Scientists at University College London and the University of Cambridge have discovered a new type of water ice with the same density as liquid water. A paper outlining their results has been published in the journal Science.
The team of researchers used the process of ball milling to produce this type of ice. During this process, the team vigorously shook ordinary ice together with steel balls in a jar that was super-cooled to -200 degrees Celsius (-328 degrees Fahrenheit). Instead of producing smaller bits of ordinary ice, this process produced a new form of amorphous ice, which is unlike any other ices previously known.
There are 20 known forms of crystalline ice; unlike crystalline ice where molecules are neatly ordered, the molecules in amorphous ice are disorganized. This lack of organization resembles the makeup of liquid water and the density of this new amorphous ice has the same density of liquid water as well.
The team named this new ice “medium-density amorphous ice” or MDA. They chose this name because there are two other types of amorphous ice that have been previously discovered; they are known as high-density and low-density amorphous ices. These two types have a large density gap between them and scientists believed that no other type of ice existed within that density gap, but this newly discovered amorphous ice – MDA – fits exactly within that density gap. MDA most closely resembles liquid water than any other known ices, which may have far-reaching consequences for our understanding of liquid water and its anomalies.
Amorphous ice is rare on Earth, and is only found in the cold, upper regions of the atmosphere. Interestingly, amorphous ice is the main type of ice found in space. In this type of cold environment, ice does not have enough thermal energy to form organized crystals.
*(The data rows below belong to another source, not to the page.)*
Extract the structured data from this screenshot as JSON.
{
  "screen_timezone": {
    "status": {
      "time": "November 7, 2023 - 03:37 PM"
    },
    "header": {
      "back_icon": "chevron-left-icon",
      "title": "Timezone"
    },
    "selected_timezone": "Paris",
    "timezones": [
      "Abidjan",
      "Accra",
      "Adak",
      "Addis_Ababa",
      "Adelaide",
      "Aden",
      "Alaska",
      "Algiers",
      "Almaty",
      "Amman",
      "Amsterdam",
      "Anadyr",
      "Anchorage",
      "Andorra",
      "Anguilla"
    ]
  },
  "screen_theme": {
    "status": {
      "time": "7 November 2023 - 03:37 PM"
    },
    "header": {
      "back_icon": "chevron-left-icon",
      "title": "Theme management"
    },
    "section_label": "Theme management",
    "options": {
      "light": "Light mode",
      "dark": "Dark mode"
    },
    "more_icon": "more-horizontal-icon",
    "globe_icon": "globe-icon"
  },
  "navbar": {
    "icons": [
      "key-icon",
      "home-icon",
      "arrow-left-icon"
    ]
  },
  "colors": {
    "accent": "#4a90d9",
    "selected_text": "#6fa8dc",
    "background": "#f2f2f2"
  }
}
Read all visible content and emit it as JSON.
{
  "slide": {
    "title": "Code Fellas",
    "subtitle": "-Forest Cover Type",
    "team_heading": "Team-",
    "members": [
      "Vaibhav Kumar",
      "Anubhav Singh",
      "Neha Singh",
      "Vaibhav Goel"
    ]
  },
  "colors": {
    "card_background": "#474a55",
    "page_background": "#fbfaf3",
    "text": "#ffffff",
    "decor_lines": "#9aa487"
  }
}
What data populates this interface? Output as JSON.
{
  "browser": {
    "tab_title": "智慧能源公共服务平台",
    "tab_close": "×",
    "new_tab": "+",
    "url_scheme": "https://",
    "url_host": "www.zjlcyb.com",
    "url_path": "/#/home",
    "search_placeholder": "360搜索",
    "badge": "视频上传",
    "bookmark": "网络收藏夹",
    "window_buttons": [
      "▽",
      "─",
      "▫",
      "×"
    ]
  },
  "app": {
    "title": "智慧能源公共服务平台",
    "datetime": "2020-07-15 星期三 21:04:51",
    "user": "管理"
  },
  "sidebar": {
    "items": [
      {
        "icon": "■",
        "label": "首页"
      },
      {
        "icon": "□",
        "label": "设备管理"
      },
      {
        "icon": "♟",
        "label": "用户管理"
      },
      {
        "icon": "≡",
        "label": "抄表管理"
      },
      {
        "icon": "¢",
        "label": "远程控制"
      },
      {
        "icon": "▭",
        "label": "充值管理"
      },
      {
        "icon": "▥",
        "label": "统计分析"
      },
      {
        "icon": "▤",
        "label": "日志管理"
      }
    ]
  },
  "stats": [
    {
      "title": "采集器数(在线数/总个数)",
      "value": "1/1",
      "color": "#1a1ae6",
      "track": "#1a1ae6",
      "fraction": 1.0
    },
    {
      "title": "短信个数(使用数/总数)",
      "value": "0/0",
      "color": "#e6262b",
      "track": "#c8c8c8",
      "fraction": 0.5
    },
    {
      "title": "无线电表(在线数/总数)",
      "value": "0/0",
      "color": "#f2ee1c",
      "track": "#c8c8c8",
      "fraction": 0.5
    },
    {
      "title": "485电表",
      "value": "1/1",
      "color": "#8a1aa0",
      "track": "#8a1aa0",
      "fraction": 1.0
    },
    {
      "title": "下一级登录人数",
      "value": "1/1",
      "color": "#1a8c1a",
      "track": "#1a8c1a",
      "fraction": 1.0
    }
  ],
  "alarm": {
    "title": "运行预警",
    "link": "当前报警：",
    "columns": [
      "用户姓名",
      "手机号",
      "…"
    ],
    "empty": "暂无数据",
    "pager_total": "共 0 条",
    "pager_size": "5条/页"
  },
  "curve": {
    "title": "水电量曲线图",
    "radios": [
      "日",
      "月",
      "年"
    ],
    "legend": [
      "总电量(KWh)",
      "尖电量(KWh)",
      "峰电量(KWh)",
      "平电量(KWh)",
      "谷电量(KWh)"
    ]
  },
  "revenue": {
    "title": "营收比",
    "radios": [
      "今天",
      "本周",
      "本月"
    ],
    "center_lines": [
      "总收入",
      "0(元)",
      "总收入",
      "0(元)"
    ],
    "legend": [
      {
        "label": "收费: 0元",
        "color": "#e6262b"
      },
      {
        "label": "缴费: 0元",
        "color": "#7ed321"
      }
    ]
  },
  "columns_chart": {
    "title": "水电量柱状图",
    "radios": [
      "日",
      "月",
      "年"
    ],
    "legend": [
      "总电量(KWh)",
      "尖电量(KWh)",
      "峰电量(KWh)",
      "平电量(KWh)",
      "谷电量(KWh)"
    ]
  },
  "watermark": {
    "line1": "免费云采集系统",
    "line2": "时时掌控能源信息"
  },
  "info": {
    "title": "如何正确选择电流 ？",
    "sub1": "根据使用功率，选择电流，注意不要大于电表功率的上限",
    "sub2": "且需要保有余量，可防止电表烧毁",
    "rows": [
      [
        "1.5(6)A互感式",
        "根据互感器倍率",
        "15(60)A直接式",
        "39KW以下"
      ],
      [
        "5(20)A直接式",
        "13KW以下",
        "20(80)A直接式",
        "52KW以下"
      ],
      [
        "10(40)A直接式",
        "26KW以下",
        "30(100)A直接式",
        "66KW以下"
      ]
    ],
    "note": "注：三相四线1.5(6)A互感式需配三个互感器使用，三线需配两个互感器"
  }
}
The team suggests that MDA may exist inside the ice moons in the outer parts of our Solar System. They believe that the tidal forces created by ice giants (like Jupiter and Saturn) on their moons may exert shear forces on ordinary ice, producing MDA, much like the shear forces created by the process of ball milling.
The team found that when MDA is compressed and then heated, it released a large amount of energy (or heat) as it recrystallized. Thus, MDA can be a high-energy geophysical material that could drive tectonic motions in Solar System bodies composed of ice. As such, it could trigger tectonic motions and “icequakes” in the icy-layer that covers moons such as Ganymede.